Chef Kirk Westaway Comes Into His Own At The Revamped Jaan, An Ode To His Devon Roots

The British chef has opened a new chapter in his culinary career in Singapore.
by Kenneth SZ Goh

Photo: Jaan by Kirk Westaway

An enthralling shower of Murano glass crystals blossoms from a sprawling bronzed hawthorn tree trunk that sparkles in the morning sun and shimmers after hours. This captivating sight is the centrepiece at the recently-revamped two-Michelin-starred restaurant Jaan by Kirk Westaway in Swissotel The Stamford.

The modern British restaurant re-opened last December after undergoing an overhaul of its interiors, which has been dominated by a 20-year-old Murano glass chandelier that zig-zagged across the restaurant on the 70th storey of Swissotel The Stamford.

The hand-blown glass installation has been upcycled into the floor-to-ceiling tree centrepiece. A sense of cosiness has been injected with seafoam blue banquettes accented by overhanging lamps. But more importantly, it is the subtle touches in the interiors that speak volumes about Executive Chef Kirk Westaway’s growing-up years in Devon, a sea-side town in south-west England.

In an interview with The Peak, Westaway says: “The new space carries with it my thoughts and emotions, paying homage to my hometown, Devon, which is also the root of my culinary creations.

The restaurant’s walls are accentuated by textured wallpaper that showcases abstract brush strokes reminiscent of clouds, coupled with a deep blue gradient carpet. This pairing is meant to evoke a carefree feeling of gazing at the ocean while standing on the ancient cliffs of Devon.

“I’m particularly fond of an art piece in the restaurant that looks similar to the ocean, as my family home was a five-minute drive to the ocean,” he points out.

Credit: Jaan by Kirk Westaway

On his favourite spots in the restaurant, he shares: “I enjoy looking at the Devon-inspired abstract art pieces near the entrance before being led into the restaurant, and standing before the Murano glass crystals structure The centerpiece is absolutely stunning, especially at night as it is set against the backdrop of Singapore’s magnificent city views.”

Food-wise, the restaurant’s transformation to modern British cuisine is still going strong five years after it was introduced.

One of the menu’s newcomers is the Hen’s Egg Cornish Yarg Nettles, an innovative take on British eggs and soldiers with the inclusion of Cornish Yarg and freshly blanched  stinging nettles. This dish is also inspired by a common British childhood memory — getting a burning sensation on the legs while cycling in the countryside.

On the menu: More British cheeses and ingredients

Credit: Jaan by Kirk Westaway

On the menu, Westaway shares: “I will be featuring more vegetables and seafood, and less animal protein. At the heart of it, it still encapsulates my creative inspiration and a produce-driven culinary  philosophy. We are always on the lookout for ingredients from organic farms across the UK.”

More British cheeses have been added to the cheese trolley.
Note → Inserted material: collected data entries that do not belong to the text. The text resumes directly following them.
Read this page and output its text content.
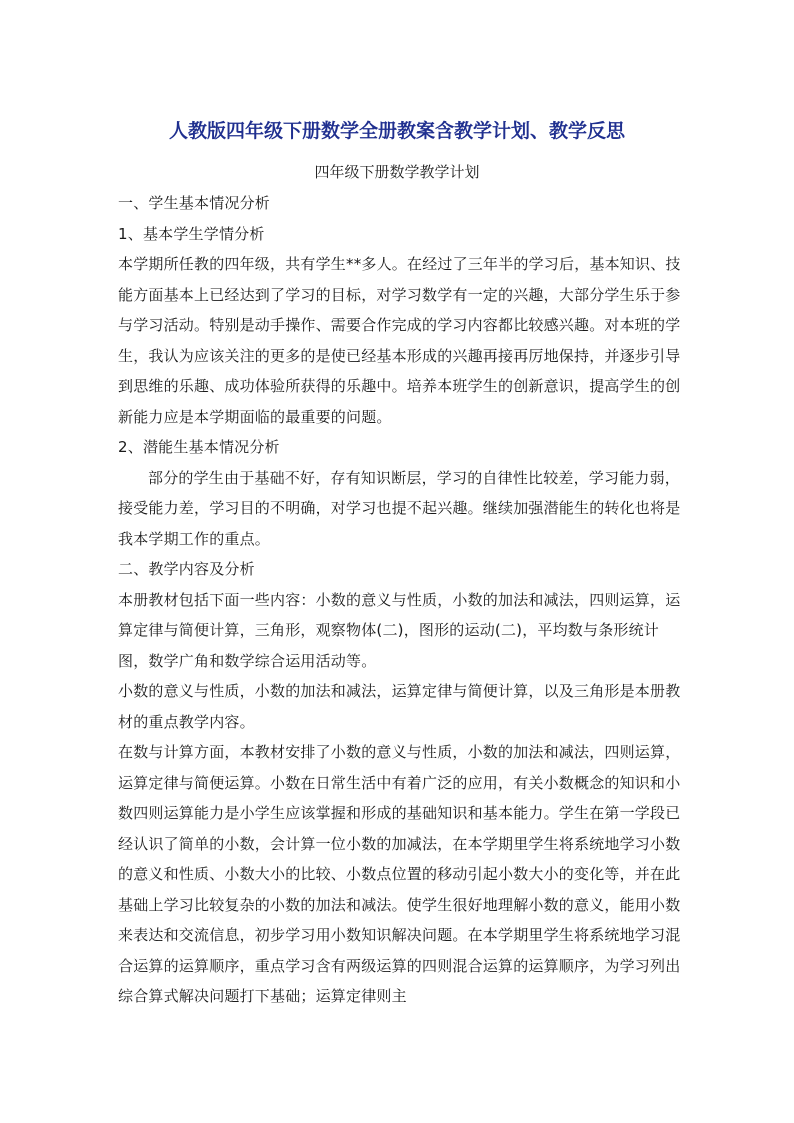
人教版四年级下册数学全册教案含教学计划、教学反思
四年级下册数学教学计划

一、学生基本情况分析

1、基本学生学情分析

本学期所任教的四年级，共有学生**多人。在经过了三年半的学习后，基本知识、技能方面基本上已经达到了学习的目标，对学习数学有一定的兴趣，大部分学生乐于参与学习活动。特别是动手操作、需要合作完成的学习内容都比较感兴趣。对本班的学生，我认为应该关注的更多的是使已经基本形成的兴趣再接再厉地保持，并逐步引导到思维的乐趣、成功体验所获得的乐趣中。培养本班学生的创新意识，提高学生的创新能力应是本学期面临的最重要的问题。

2、潜能生基本情况分析

部分的学生由于基础不好，存有知识断层，学习的自律性比较差，学习能力弱，接受能力差，学习目的不明确，对学习也提不起兴趣。继续加强潜能生的转化也将是我本学期工作的重点。

二、教学内容及分析

本册教材包括下面一些内容：小数的意义与性质，小数的加法和减法，四则运算，运算定律与简便计算，三角形，观察物体(二)，图形的运动(二)，平均数与条形统计图，数学广角和数学综合运用活动等。

小数的意义与性质，小数的加法和减法，运算定律与简便计算，以及三角形是本册教材的重点教学内容。

在数与计算方面，本教材安排了小数的意义与性质，小数的加法和减法，四则运算，运算定律与简便运算。小数在日常生活中有着广泛的应用，有关小数概念的知识和小数四则运算能力是小学生应该掌握和形成的基础知识和基本能力。学生在第一学段已经认识了简单的小数，会计算一位小数的加减法，在本学期里学生将系统地学习小数的意义和性质、小数大小的比较、小数点位置的移动引起小数大小的变化等，并在此基础上学习比较复杂的小数的加法和减法。使学生很好地理解小数的意义，能用小数来表达和交流信息，初步学习用小数知识解决问题。在本学期里学生将系统地学习混合运算的运算顺序，重点学习含有两级运算的四则混合运算的运算顺序，为学习列出综合算式解决问题打下基础；运算定律则主
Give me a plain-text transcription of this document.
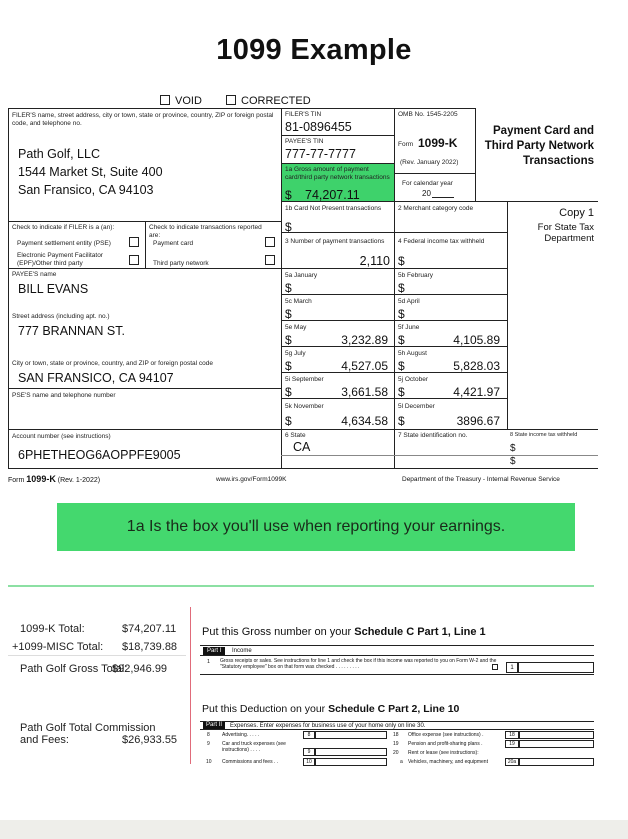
1099 Example
VOID	CORRECTED
FILER'S name, street address, city or town, state or province, country, ZIP or foreign postal code, and telephone no.
Path Golf, LLC
1544 Market St, Suite 400
San Fransico, CA 94103
FILER'S TIN
81-0896455
PAYEE'S TIN
777-77-7777
1a Gross amount of payment card/third party network transactions
$ 74,207.11
OMB No. 1545-2205
Form 1099-K
(Rev. January 2022)
For calendar year
20
Payment Card and Third Party Network Transactions
Copy 1
For State Tax Department
Check to indicate if FILER is a (an):
Payment settlement entity (PSE)
Electronic Payment Facilitator (EPF)/Other third party
Check to indicate transactions reported are:
Payment card
Third party network
1b Card Not Present transactions
$
2 Merchant category code
3 Number of payment transactions
2,110
4 Federal income tax withheld
$
PAYEE'S name
BILL EVANS
Street address (including apt. no.)
777 BRANNAN ST.
City or town, state or province, country, and ZIP or foreign postal code
SAN FRANSICO, CA 94107
PSE'S name and telephone number
Account number (see instructions)
6PHETHEOG6AOPPFE9005
5a January
$
5b February
$
5c March
$
5d April
$
5e May
$	3,232.89
5f June
$	4,105.89
5g July
$	4,527.05
5h August
$	5,828.03
5i September
$	3,661.58
5j October
$	4,421.97
5k November
$	4,634.58
5l December
$	3896.67
6 State
CA
7 State identification no.	8 State income tax withheld
$
$
Form 1099-K (Rev. 1-2022)	www.irs.gov/Form1099K	Department of the Treasury - Internal Revenue Service
1a Is the box you'll use when reporting your earnings.
1099-K Total:	$74,207.11
+1099-MISC Total: $18,739.88
Path Golf Gross Total:
$92,946.99
Path Golf Total Commission and Fees:	$26,933.55
Put this Gross number on your Schedule C Part 1, Line 1
Part I	Income
1 Gross receipts or sales. See instructions for line 1 and check the box if this income was reported to you on Form W-2 and the "Statutory employee" box on that form was checked . . . . . . . . .	1
Put this Deduction on your Schedule C Part 2, Line 10
Part II	Expenses. Enter expenses for business use of your home only on line 30.
8 Advertising. . . . .	8
9 Car and truck expenses (see instructions) . . . .	9
10 Commissions and fees . .	10
18 Office expense (see instructions) .	18
19 Pension and profit-sharing plans .	19
20 Rent or lease (see instructions):
a Vehicles, machinery, and equipment	20a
They include Baron Bigod, a well-loved brie-style cheese from Suffolk. Westaway shares: “ It is from an area where it rains a lot so the grass is wet and fat, which aids in the production of high quality milk.  We took this cheese and mixed it with black truffle and hazelnut before sealing it back in the rind  where it ages for a while more before being served to guests.”

Also new is the Devonshire Cheddar Cheese, from the south of Devon. The cheese has rich, brothy and savoury flavours with an almost crystalline texture that melts in the mouth.

For the current Spring season, Jaan’s pantry is being stocked with British asparagus, English peas, Scottish scallops and Welsh lamb. The season will also coincide with an upcoming four-hands dinner with Alex Dilling, Executive Chef of the eponymous restaurant at Hotel Café Royal in London. Dilling headed two-starred The Greenhouse in London.

Coming into his own

Credit: JAAN

It hasn’t been all smooth-sailing transforming the menu at Jaan, which used to serve modern European cuisine with a French slant, to modern British.

Westaway recalls: “The concept of British cuisine was unfamiliar to many, and people usually associate it with fish and  chips or bangers and mash; certainly not fine dining. Coupled with the changing tastes of  consumers who are getting more discerning, it was a gamble having to take calculated risks at  the beginning and people were skeptical.”

However, he steadfastly held on to his vision and gradually infused more British elements into the menu, which became interpretations of the food that he grew up eating in the UK. In 2019, Jaan was re-named to incorporate his name, a nod to the confidence he had with the new culinary direction and the restaurant also picked up the second Michelin star along the way. “I’m glad I’ve managed to change  people’s perception of British cuisine,” he adds.